No dia 22 de abril de 1974, a professora Ana Rosa Kucinski Silva, do Instituto de Química da USP, saiu do trabalho dizendo aos colegas que iria almoçar no centro da cidade, em companhia do marido, o físico Wilson Silva, especialista em processamento de dados. Foi o último dia em que os dois foram vistos. Eles eram militantes da organização de esquerda Ação Libertadora Nacional (ALN) e hoje figuram na lista das 140 pessoas que desapareceram no País, após serem detidas por órgãos de repressão política, na ditadura militar. Suas famílias não puderam enterrá-los nem saber como morreram.
Essa trágica lista foi um dos motivos que levaram à organização da Conferência Internacional sobre o Direito à Verdade, que começa amanhã em São Paulo. O evento, organizado pelo Núcleo de Estudos da Violência (NEV), ligado à USP, tem aparência e estrutura acadêmicas. Seus objetivos, porém, são políticos.
Acredita-se que possam sair dali, em dois dias de exposições e debates, as ideias para a montagem de uma comissão de verdade no Brasil. Em outros países que também passaram por regimes de exceção, como a Argentina e o Chile, com ditaduras militares, e a África do Sul, tiranizada pelo apartheid, comissões desse tipo ajudaram a esclarecer crimes como os desaparecimentos e a apontar os responsáveis.
O ministro da área de Direitos Humanos, Paulo Vannuchi, participará da abertura da conferência, amanhã pela manhã, na USP. Ele é um dos que esperam que ela aponte os rumos para criação da comissão de verdade. O idealizador do evento, o cientista político Paulo Sérgio Pinheiro, membro da diretoria do NEV e relator da ONU para direitos humanos, defende a constituição da comissão.
Na opinião dele, a democracia não poderá se consolidar se não for feito um acerto de contas com a tortura, as execuções, os desaparecimentos. "A conferência não apresentará nenhum projeto, mas pode oferecer ideias, propostas para um programa de reconstrução da verdade."
A abertura do encontro será feita por Priscila Hayner, diretora do programa de Paz e Justiça do International Center for Transitional Justice, em Genebra.
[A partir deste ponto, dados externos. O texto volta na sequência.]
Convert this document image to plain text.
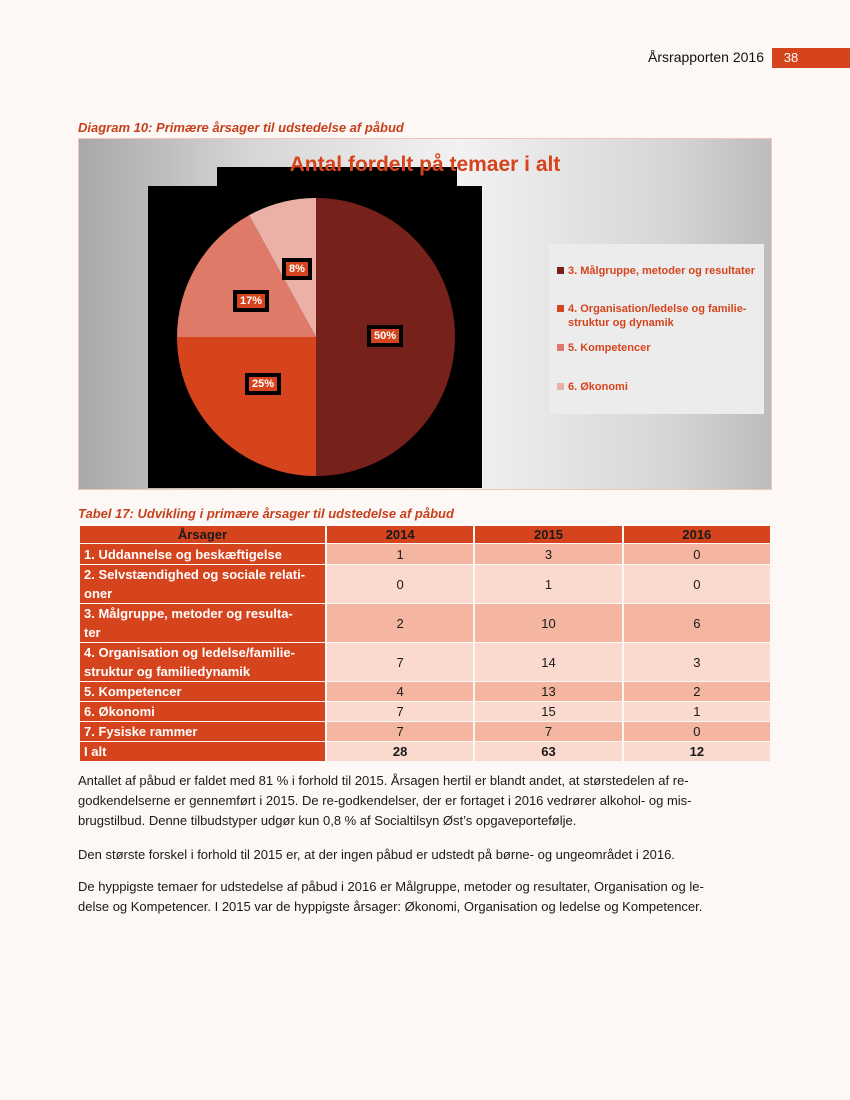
Årsrapporten 2016	38
Diagram 10: Primære årsager til udstedelse af påbud
Antal fordelt på temaer i alt
50%
25%
17%
8%	3. Målgruppe, metoder og resultater
4. Organisation/ledelse og familie-
struktur og dynamik
5. Kompetencer
6. Økonomi
Tabel 17: Udvikling i primære årsager til udstedelse af påbud
Årsager	2014	2015	2016

1. Uddannelse og beskæftigelse	1	3	0

2. Selvstændighed og sociale relati-
oner	0	1	0

3. Målgruppe, metoder og resulta-
ter	2	10	6

4. Organisation og ledelse/familie-
struktur og familiedynamik	7	14	3

5. Kompetencer	4	13	2

6. Økonomi	7	15	1

7. Fysiske rammer	7	7	0

I alt	28	63	12
Antallet af påbud er faldet med 81 % i forhold til 2015. Årsagen hertil er blandt andet, at størstedelen af re-
godkendelserne er gennemført i 2015. De re-godkendelser, der er fortaget i 2016 vedrører alkohol- og mis-
brugstilbud. Denne tilbudstyper udgør kun 0,8 % af Socialtilsyn Øst’s opgaveportefølje.
Den største forskel i forhold til 2015 er, at der ingen påbud er udstedt på børne- og ungeområdet i 2016.
De hyppigste temaer for udstedelse af påbud i 2016 er Målgruppe, metoder og resultater, Organisation og le-
delse og Kompetencer. I 2015 var de hyppigste årsager: Økonomi, Organisation og ledelse og Kompetencer.
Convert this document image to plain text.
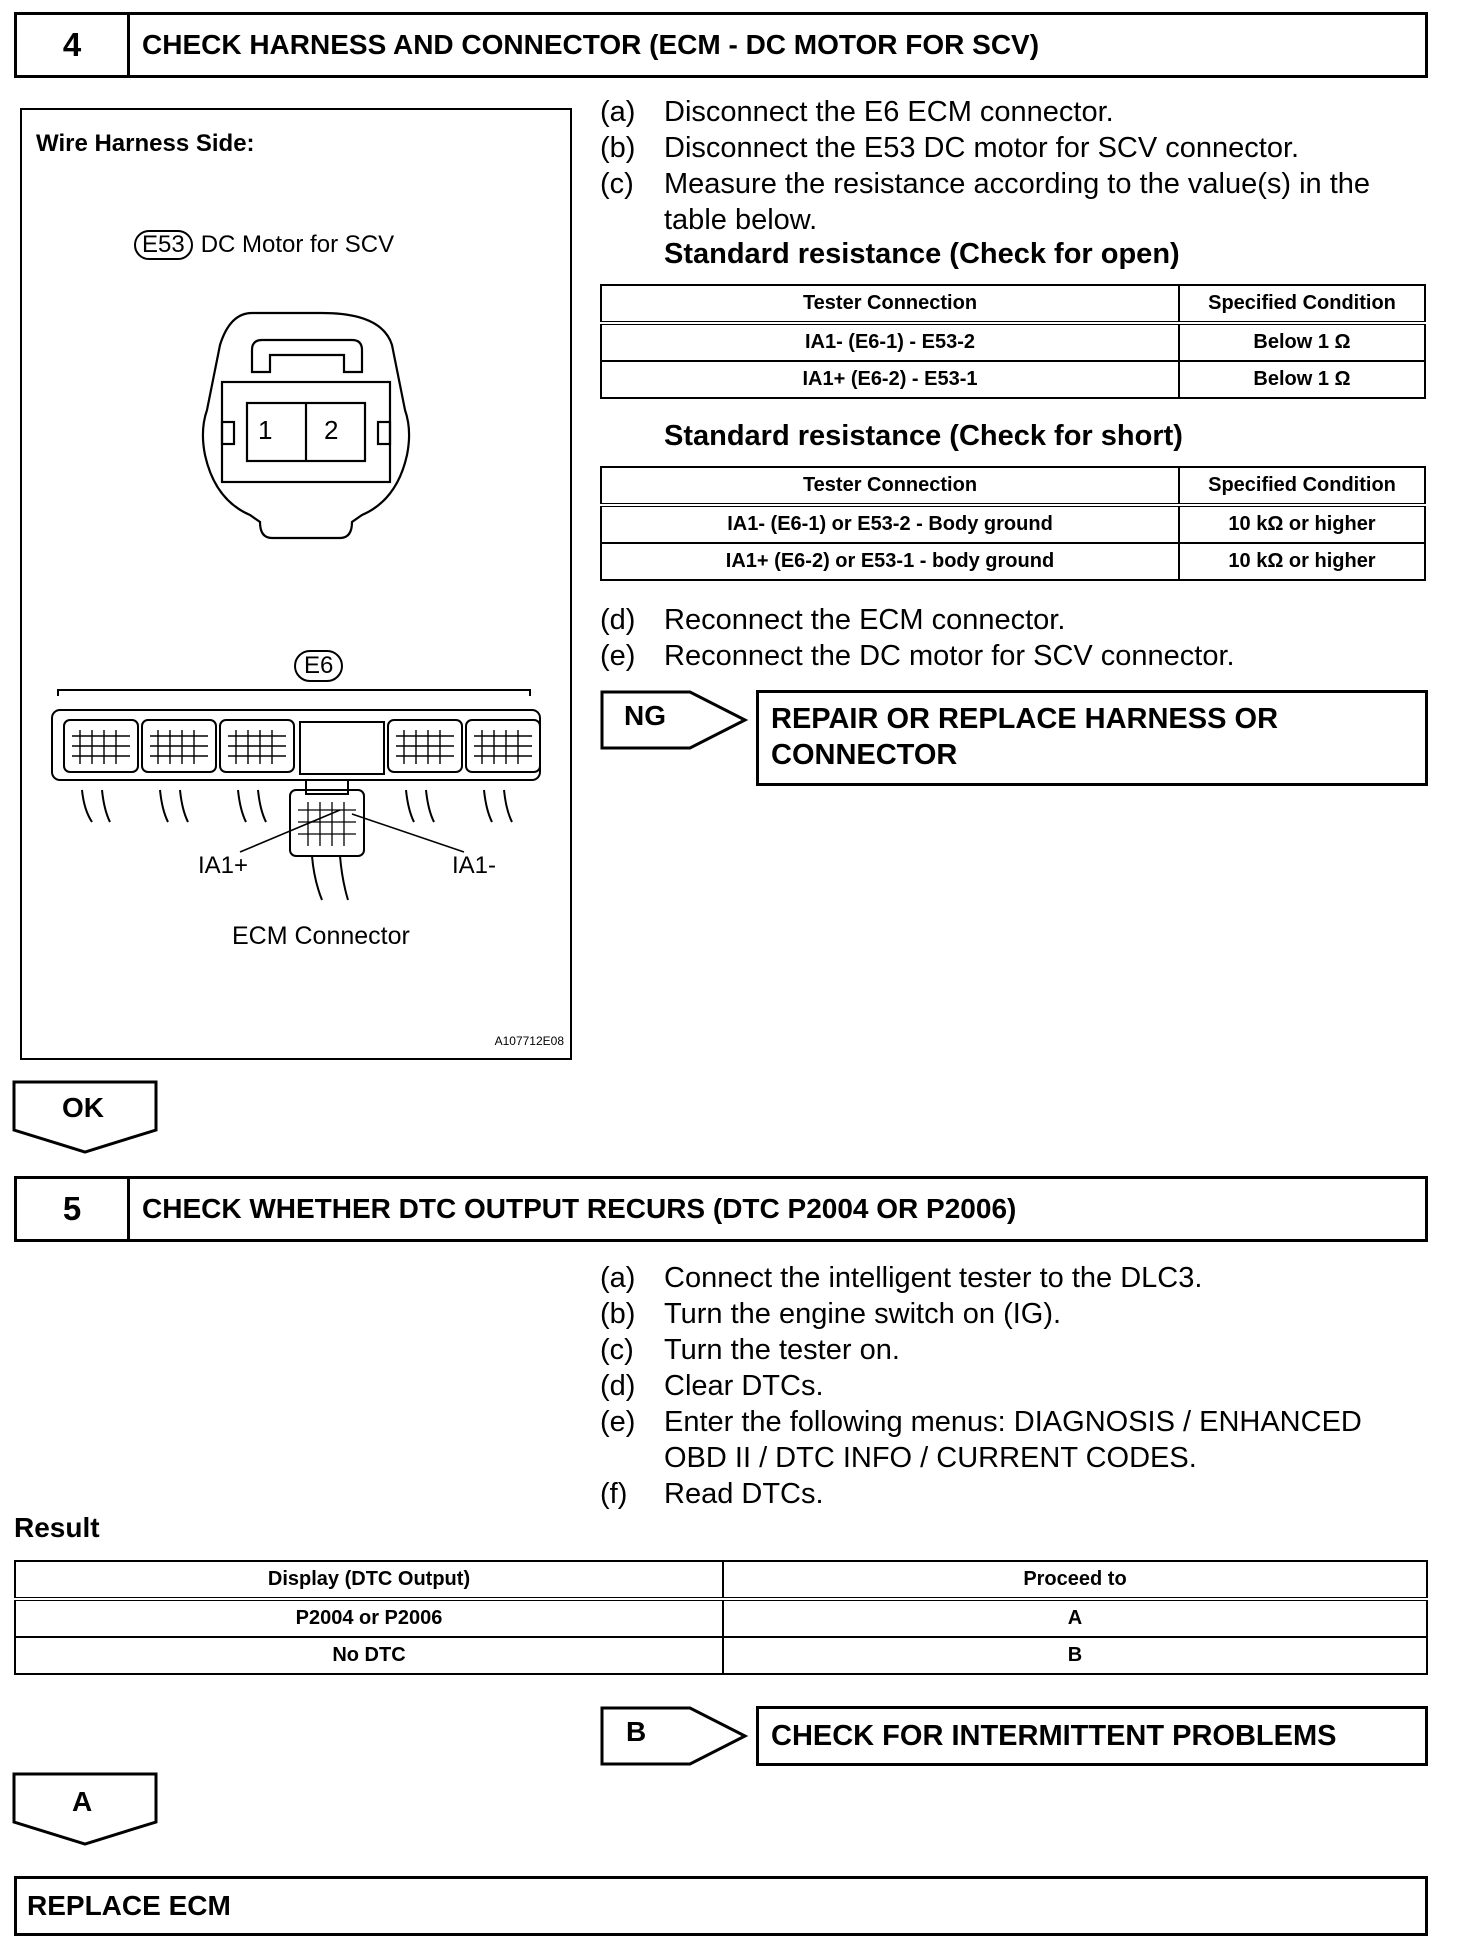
4	CHECK HARNESS AND CONNECTOR (ECM - DC MOTOR FOR SCV)
Wire Harness Side:
E53 DC Motor for SCV
1 2
E6
IA1+	IA1-
ECM Connector
A107712E08
(a) Disconnect the E6 ECM connector.
(b) Disconnect the E53 DC motor for SCV connector.
(c)	Measure the resistance according to the value(s) in the table below.
Standard resistance (Check for open)
Tester Connection	Specified Condition
IA1- (E6-1) - E53-2	Below 1 Ω
IA1+ (E6-2) - E53-1	Below 1 Ω
Standard resistance (Check for short)
Tester Connection	Specified Condition
IA1- (E6-1) or E53-2 - Body ground	10 kΩ or higher
IA1+ (E6-2) or E53-1 - body ground	10 kΩ or higher
(d) Reconnect the ECM connector.
(e) Reconnect the DC motor for SCV connector.
NG	REPAIR OR REPLACE HARNESS OR CONNECTOR
OK
5	CHECK WHETHER DTC OUTPUT RECURS (DTC P2004 OR P2006)
(a) Connect the intelligent tester to the DLC3.
(b) Turn the engine switch on (IG).
(c)	Turn the tester on.
(d) Clear DTCs.
(e) Enter the following menus: DIAGNOSIS / ENHANCED OBD II / DTC INFO / CURRENT CODES.
(f)	Read DTCs.
Result
Display (DTC Output)	Proceed to
P2004 or P2006	A
No DTC	B
B	CHECK FOR INTERMITTENT PROBLEMS
A
REPLACE ECM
Autora de um livro no qual analisa as experiências de comissões de verdade em trinta países, é uma das mais respeitadas autoridades internacionais na área.
Além das conferências, o evento terá depoimentos de vítimas e de familiares de vítimas de crimes da ditadura. Um dos convidados é Ivo Herzog, que era menino quando, em 1975, seu pai, o jornalista Vladimir Herzog, foi torturado e morto numa cela da polícia política, em São Paulo.
Na opinião de Ivo, que hoje dirige o Instituto Vladimir Herzog, a comissão de verdade poderia ajudar a esclarecer o que houve na ditadura. "A história verdadeira daquele período ainda não foi escrita", diz ele.